Shots followed. They stuck me with an epipen at on point. Another shot to my butt of something else. More Benadryl. I started to feel really drunk at one point since I have no tolerance for anything (no drinker/non-drug user/no life), and the world was not quite the happy place I envisioned. They hooked me up to an oxygen monitor, stuck a breathing treatment tube in my mouth (which I barely used because I didn’t understand it for some reason), and slapped a blood pressure cuff on me. I tried to tell the nurse that my normal blood pressure is around 120/90 but I sounded like Chewbacca from ‘Star Wars.’ Not good. It was 168/140 at that point, but the doctor said it was okay as that was the stuff in the Epipen kicking in to try to burn it out of my system.
I was able to hold it together and not let myself think about how bad things were going.
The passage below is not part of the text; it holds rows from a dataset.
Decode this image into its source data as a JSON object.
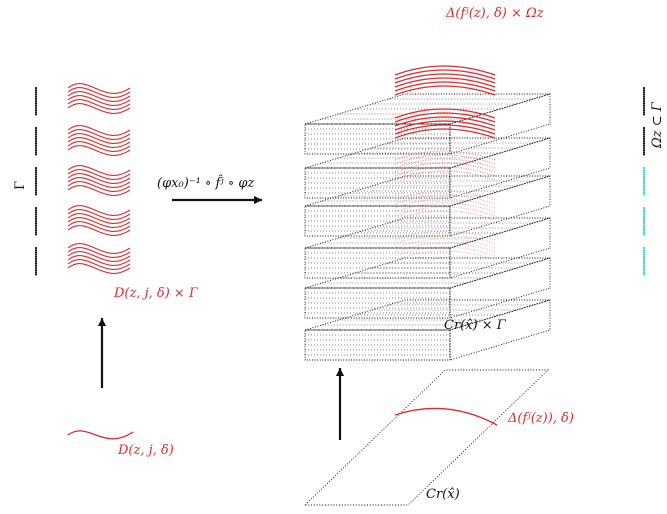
{
  "colors": {
    "red": "#e8262a",
    "black": "#111111",
    "cyan": "#2fd6e6"
  },
  "labels": {
    "gamma_left": "Γ",
    "product_left": "D(z, j, δ) × Γ",
    "domain_bottom_left": "D(z, j, δ)",
    "map_label": "(φx₀)⁻¹ ∘ f̂ʲ ∘ φz",
    "top_right": "Δ(fʲ(z), δ) × Ωz",
    "cylinder_product": "Cr(x̂) × Γ",
    "delta_bottom": "Δ(fʲ(z)), δ)",
    "cylinder_base": "Cr(x̂)",
    "omega_subset": "Ωz ⊂ Γ"
  },
  "structure": {
    "dot_columns_left": 5,
    "red_wave_stacks_left": 5,
    "box_layers": 6,
    "highlighted_layers": 5,
    "cyan_columns_right": 5
  }
}
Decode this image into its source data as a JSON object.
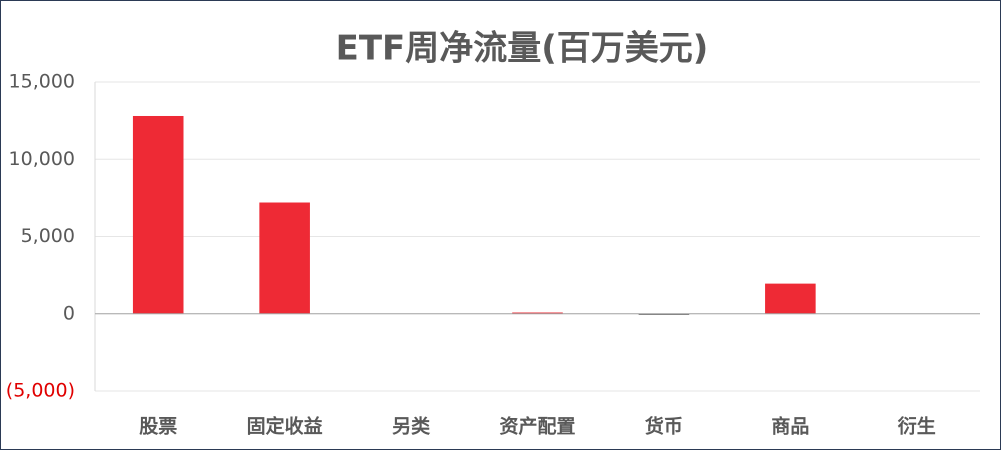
{
  "chart_data": {
    "type": "bar",
    "title": "ETF周净流量(百万美元)",
    "categories": [
      "股票",
      "固定收益",
      "另类",
      "资产配置",
      "货币",
      "商品",
      "衍生"
    ],
    "values": [
      12800,
      7200,
      0,
      80,
      -60,
      1950,
      0
    ],
    "color": "#ee2a35",
    "negative_color": "#1a1a1a",
    "negative_label_color": "#e00000",
    "ylim": [
      -5000,
      15000
    ],
    "yticks": [
      {
        "value": -5000,
        "label": "(5,000)"
      },
      0,
      {
        "value": 5000,
        "label": "5,000"
      },
      {
        "value": 10000,
        "label": "10,000"
      },
      {
        "value": 15000,
        "label": "15,000"
      }
    ],
    "grid": true
  }
}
Again, the trick with keeping calm from the dentist’s chair helped, but at a certain point, I got scared because everyone else seemed really scared. When I talked to the nurse yesterday (she called to see if I was alive), she admitted things were more serious than they seemed. They had said I was close to going to the Emergency Room as it happened, but I didn’t know how close. She said she was about to hook me up to an IV and start calling for help because they’ve never had a reaction so bad.
She said when she asked the doctor what I was allergic to, he flatly said “Life.” I had set the record in the office for testing positive for all 44 of the things they test for. That beat the old record of 37.
Eventually, all the drugs kicked in and I was able to stop barfing (leaving that part out as I don’t want to remember it), and the worst of it was over. I was completely in a daze and talking like a very very drunk three year old. I convinced them I was well enough to drive home and they wanted me to go straight to bed since I had all that Benadryl in my system. I must have looked terrible because as I was leaving the office a nurse came out of another office and was heading to the elevator, she looked at me like “OMG that poor man.” I headed to the bathroom instead of the elevator because I could barely talk and didn’t want the elevator chit chat of drunken Jim and pretty nurse but she was there after I took the elevator down and she was heading back up. She said something like “Oh, you. What’s the chances of us meeting again?” And it took 30 seconds for my mouth to get out a response. Oh yeah, nerdy Jim as drunken nerdy Jim is a smooth operator with strangers I’ll tell you. The elevator door closed before I could get my 10 word response completely out.
After that, the ride home was fun. I called my mom. My voice had improved as I sounded like a deep voiced third grader. I was talking in sing song. She was concerned. I went the wrong way home and instead of taking the fairly safe back road, I went straight to the highway and I think I was doing 40mph in a 55 zone the whole way home. People weren’t happy but I was trying to hold it together the whole way home. Got home, fed the animals, looked in the mirror and realized I had driven the entire way home with my mouth propped open like a blow fish, then fought for the next 5 hours to stay awake until work published schedules and I was able to pick up the extra hours I needed before passing out completely. Go me.
Allergy shots start on Wednesday. The nurse assured me that it won’t happen again. No, I’m not skyping or face timing the visit. Unless you pay me.